Bénédicte de la Taille a mené une recherche-action pendant plusieurs mois auprès de femmes hébergées au Centre d’accueil pour demandeurs d’asile (CADA) de Villeurbanne (Rhône) afin d’appréhender leurs expériences durant le parcours migratoire, puis dans le pays d’accueil. Sa démarche a notamment mis en lumière les enjeux spécifiques liés aux situations de femmes isolées ou seules avec enfants. Cette recherche-action fut à la fois un projet de recherche, mais aussi un projet participatif et collectif autour de la photographie, mené avec et par neuf femmes hébergées au CADA. Bénédicte de la Taille a dirigé des ateliers collectifs et des entretiens individuels, et fourni un appareil photo afin que ces femmes puissent documenter elles-mêmes leurs quotidiens.

Lors de la conférence, Alexandra Beckley et Cindy Di Jusco, ont présenté les dispositifs et les écueils du traitement juridique de la demande d’asile, et apporté des éclairages sur la politique d’accueil et de protection pour ces femmes. En 2018, les femmes représentaient 33,2 % des demandes d’asile et 36,8 % des protections reconnues cette année-là. Par ailleurs, 40 % des personnes actuellement protégées par la France au titre de l’asile sont des femmes. Bénédicte de la Taille a rappelé que « les rôles sociaux assignés aux femmes et aux hommes, qui varient selon les pays, assignent un statut et une valeur supérieure aux hommes par rapport aux femmes », ce qui « crée des inégalités entre les femmes et les hommes, et sont également à la source des violences faites aux femmes ». Par ailleurs, ces inégalités et ces violences influent sur les facteurs de départ, le parcours migratoire, et les expériences dans le pays d’accueil.

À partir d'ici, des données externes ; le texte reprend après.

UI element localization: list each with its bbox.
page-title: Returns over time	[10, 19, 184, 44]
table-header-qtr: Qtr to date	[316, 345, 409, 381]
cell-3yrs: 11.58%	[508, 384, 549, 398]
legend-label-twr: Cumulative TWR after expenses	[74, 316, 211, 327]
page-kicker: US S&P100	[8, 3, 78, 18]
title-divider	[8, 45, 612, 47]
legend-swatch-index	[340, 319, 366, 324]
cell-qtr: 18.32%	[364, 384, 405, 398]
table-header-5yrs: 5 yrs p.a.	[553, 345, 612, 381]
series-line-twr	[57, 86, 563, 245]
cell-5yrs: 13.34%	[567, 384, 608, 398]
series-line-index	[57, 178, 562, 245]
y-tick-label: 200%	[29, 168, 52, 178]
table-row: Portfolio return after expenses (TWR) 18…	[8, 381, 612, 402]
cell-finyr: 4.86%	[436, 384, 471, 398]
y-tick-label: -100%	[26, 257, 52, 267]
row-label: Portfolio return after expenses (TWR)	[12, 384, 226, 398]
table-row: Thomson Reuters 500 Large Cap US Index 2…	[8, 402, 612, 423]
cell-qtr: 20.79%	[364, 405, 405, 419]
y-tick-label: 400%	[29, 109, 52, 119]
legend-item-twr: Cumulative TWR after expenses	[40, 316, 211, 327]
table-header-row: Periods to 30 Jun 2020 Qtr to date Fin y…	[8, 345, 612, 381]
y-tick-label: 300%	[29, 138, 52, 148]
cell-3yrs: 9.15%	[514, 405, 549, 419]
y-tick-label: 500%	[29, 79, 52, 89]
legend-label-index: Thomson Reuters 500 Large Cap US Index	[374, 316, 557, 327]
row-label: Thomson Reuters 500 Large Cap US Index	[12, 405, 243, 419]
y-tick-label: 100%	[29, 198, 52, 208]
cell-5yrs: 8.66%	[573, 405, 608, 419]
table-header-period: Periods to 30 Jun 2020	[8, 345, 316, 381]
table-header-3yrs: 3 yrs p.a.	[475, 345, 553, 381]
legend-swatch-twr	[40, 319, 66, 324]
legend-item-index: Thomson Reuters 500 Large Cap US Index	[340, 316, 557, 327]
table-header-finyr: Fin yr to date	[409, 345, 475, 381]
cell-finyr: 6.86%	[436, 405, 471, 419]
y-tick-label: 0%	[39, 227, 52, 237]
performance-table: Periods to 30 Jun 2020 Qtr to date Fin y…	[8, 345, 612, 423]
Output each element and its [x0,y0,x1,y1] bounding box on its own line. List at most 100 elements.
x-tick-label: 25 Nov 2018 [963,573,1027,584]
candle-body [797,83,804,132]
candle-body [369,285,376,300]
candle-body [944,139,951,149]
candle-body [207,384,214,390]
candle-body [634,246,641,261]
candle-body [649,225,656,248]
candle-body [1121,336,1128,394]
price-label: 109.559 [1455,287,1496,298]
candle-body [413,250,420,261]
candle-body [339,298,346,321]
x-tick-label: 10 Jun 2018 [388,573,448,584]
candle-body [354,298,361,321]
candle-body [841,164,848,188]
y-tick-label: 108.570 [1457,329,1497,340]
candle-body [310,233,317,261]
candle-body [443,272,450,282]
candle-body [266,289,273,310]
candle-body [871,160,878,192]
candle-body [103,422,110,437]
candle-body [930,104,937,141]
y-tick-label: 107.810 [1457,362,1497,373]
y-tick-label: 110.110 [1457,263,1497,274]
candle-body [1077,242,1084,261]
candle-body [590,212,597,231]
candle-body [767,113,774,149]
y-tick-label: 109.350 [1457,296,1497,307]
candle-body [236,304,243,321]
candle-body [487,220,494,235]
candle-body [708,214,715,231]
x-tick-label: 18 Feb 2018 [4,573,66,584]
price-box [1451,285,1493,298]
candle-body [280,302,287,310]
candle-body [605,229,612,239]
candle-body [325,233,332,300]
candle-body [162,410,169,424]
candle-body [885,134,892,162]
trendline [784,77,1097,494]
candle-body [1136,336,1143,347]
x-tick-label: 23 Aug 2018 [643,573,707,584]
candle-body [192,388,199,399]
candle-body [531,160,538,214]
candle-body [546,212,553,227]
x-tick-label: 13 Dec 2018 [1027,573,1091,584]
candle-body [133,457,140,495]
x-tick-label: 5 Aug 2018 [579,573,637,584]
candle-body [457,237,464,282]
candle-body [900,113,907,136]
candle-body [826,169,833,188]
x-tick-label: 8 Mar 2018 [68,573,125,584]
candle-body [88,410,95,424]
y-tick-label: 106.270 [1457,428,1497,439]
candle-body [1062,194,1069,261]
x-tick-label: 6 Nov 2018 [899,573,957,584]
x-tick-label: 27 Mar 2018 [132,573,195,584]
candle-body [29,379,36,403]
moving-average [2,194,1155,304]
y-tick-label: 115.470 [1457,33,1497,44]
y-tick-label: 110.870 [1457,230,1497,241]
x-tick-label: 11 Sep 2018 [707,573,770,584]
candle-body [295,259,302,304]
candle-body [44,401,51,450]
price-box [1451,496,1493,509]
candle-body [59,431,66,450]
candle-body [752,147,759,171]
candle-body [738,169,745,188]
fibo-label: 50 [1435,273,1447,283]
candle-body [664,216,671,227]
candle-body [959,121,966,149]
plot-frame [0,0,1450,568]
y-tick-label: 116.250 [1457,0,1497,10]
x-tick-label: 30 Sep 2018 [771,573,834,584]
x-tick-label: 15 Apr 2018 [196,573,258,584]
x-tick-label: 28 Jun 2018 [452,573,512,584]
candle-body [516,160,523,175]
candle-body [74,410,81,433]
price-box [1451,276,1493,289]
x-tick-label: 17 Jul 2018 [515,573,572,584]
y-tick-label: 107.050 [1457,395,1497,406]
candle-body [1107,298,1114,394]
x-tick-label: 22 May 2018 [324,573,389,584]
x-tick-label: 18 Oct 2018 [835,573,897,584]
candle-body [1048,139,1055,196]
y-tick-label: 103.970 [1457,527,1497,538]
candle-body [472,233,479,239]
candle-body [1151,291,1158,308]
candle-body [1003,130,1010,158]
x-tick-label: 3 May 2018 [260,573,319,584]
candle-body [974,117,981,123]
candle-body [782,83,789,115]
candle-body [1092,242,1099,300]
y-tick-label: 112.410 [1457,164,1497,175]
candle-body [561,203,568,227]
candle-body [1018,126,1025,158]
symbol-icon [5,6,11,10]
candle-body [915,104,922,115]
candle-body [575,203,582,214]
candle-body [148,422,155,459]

D’ailleurs en ce sens, l’intervenante souligne, qu’une fois arrivée dans le pays d’accueil, les vio­lences de genre ne sont pas finies : « la non-reconnaissance et non prise en compte de la nature sexuée de la migration et des violences spécifiques de genre dans les procédures d’asile tendent à reproduire et prolonger ces violences ».

Par la suite, les intervenantes sont revenues sur certains des résultats clés de la recherche-action qui a été menée. L’un des premiers éléments qui est ressorti de cette recherche est d’abord la constatation de la diversité des parcours migratoires. Si les femmes interrogées sont toutes parties et arrivées seules en France, leurs expériences, leurs situations avant le départ et les motifs de départ sont extrêmement divers. Ces femmes ont toute connu la rue avant l’arrivée au CADA. À ce titre, Bénédicte de la Taille rappelle que « seulement 48 % des personnes en demande d’asile ont aujourd’hui accès à un hébergement, et la vie à la rue constitue un enjeu spécifique pour les femmes qui peuvent subir du harcèlement, des viols, et qui sont souvent accompagnés de leurs enfants ». Une fois qu’elles arrivent au CADA, « celui-ci constitue un lieu de protection et de soulagement après le parcours de rue. mais paradoxalement, les femmes y expérimentent une grande forme d’isolement voir d’insécurité ». De plus, au sein du CADA, « un des enjeux clés concerne les problématiques liées à la maternité en tant que femme exilée et seule : il y a de vraies difficultés de parentalités, surtout quand il n’y a pas de système de garde pour les enfants en bas âge ». Enfin, certaines femmes interrogées ont mentionné des expériences de racisme et sexisme dans les espaces publics et des difficultés d’accès aux services et aux soins en particulier.

En dernier lieu, les intervenantes ont souhaité conclure en apportant quelques recommandations au sujet des problématiques précédemment évoquées. Par exemple, il est évoqué la nécessité de mettre en place des programmes psychosociaux dédiés aux femmes. De même, il faudrait mettre en place des accompagnements spécifiques à la parentalité en situation d’exil.